I assume the problems you're having is the following, you're opening a connection using PyOpenSSL and you always get a WantReadError exception. And you can't distinguish between this error and a timeout. Consider the following example:

#!/usr/bin/python

import OpenSSL
import socket
import struct

context = OpenSSL.SSL.Context(OpenSSL.SSL.TLSv1_METHOD)
s = socket.socket(socket.AF_INET, socket.SOCK_STREAM)
s.settimeout(5)
connection = OpenSSL.SSL.Connection(context,s)
connection.connect(("www.gmail.com",443))

# Put the socket in blocking mode
connection.setblocking(1)

# Set the timeout using the setsockopt
tv = struct.pack('ii', int(6), int(0))
connection.setsockopt(socket.SOL_SOCKET, socket.SO_RCVTIMEO, tv)

print "Connected to " , connection.getpeername()
print "Sate " , connection.state_string()

while True:
    try:
        connection.do_handshake()
        break
    except OpenSSL.SSL.WantReadError:
        print "Exception"
        pass
print "Sate " , connection.state_string()

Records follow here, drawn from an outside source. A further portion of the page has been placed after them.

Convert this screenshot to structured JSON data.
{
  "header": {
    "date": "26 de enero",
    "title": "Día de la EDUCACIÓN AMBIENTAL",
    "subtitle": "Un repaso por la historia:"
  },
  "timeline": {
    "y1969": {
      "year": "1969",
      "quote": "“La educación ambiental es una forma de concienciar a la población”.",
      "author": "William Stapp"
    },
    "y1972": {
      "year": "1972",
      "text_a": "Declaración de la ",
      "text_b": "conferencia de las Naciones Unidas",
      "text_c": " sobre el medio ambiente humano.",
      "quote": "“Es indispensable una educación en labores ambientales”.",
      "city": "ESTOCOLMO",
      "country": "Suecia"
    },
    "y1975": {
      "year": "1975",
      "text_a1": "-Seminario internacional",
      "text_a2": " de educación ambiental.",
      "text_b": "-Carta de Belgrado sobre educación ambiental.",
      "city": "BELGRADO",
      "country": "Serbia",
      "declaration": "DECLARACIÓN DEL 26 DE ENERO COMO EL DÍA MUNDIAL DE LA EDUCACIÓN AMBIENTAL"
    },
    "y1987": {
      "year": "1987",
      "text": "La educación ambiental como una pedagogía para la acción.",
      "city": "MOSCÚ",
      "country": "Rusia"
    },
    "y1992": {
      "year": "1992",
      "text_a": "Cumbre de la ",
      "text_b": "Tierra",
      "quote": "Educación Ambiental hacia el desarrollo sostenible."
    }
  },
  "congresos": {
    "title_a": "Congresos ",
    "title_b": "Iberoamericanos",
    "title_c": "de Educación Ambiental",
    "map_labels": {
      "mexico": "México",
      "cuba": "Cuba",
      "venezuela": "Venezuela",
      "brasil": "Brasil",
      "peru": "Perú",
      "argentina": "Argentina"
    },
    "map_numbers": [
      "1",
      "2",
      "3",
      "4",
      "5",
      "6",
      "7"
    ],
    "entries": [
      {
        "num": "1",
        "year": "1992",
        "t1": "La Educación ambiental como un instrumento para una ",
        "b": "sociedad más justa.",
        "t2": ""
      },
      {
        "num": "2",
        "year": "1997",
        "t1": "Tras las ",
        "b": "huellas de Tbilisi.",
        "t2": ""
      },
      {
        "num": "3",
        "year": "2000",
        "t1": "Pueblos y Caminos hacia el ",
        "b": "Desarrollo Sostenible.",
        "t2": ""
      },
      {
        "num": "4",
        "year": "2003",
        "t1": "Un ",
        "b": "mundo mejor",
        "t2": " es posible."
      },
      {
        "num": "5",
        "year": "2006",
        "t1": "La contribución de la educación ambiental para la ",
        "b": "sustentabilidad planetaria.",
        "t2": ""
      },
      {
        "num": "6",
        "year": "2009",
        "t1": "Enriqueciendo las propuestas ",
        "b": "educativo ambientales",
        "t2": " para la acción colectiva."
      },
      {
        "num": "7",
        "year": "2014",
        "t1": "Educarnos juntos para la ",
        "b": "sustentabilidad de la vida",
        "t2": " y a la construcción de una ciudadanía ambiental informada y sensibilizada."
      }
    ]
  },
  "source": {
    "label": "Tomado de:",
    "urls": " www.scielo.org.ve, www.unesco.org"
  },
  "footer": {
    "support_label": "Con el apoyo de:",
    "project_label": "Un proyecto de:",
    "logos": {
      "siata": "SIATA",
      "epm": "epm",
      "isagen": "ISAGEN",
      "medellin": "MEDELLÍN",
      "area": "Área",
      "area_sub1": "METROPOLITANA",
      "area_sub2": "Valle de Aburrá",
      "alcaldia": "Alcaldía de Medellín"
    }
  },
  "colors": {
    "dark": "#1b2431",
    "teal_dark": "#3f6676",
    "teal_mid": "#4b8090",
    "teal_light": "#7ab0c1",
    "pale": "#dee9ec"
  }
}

print connection.send("koekoek\r\n")


while True:
    try:
        recvstr = connection.recv(1024)
        break
    except OpenSSL.SSL.WantReadError:
        print "Exception"
        pass

print recvstr

This will open an SSL connection to gmail, send an invalid string, read the response and print it. Note that: * the connection is explicitely set to blocking-mode * the recv timeout is explicitely set to in this case 6 seconds.

Now what will the behavior be, when the timeout occurs, the WantReadError exception will be thornw, in this case after waiting for 6 seconds. (You can remove the while True to avoid the retry, but in this case i added them for testing). The timeout set on the socket only appears to be effective in the connect() call.

An alternative would be when keeping the sockets in non-blocking mode which probably applies for the GNUTLS case as well is to perform the timekeeping yourself, you get the time when you launch the call, and in the while True, try: except WantReadError you perform the check every time yourself to see if you haven't been waiting for too long.

amo-ej1
But isn't it some sort of busy wait, quite costly for the processor?
bortzmeyer
You can always insert a sleep, yield the scheduler, or do something else.And it's not as if you spend a long period in the loop, nice servers try to respond quite fast.
amo-ej1
A: 

I would also recommend Twisted, and using M2Crypto for the TLS parts.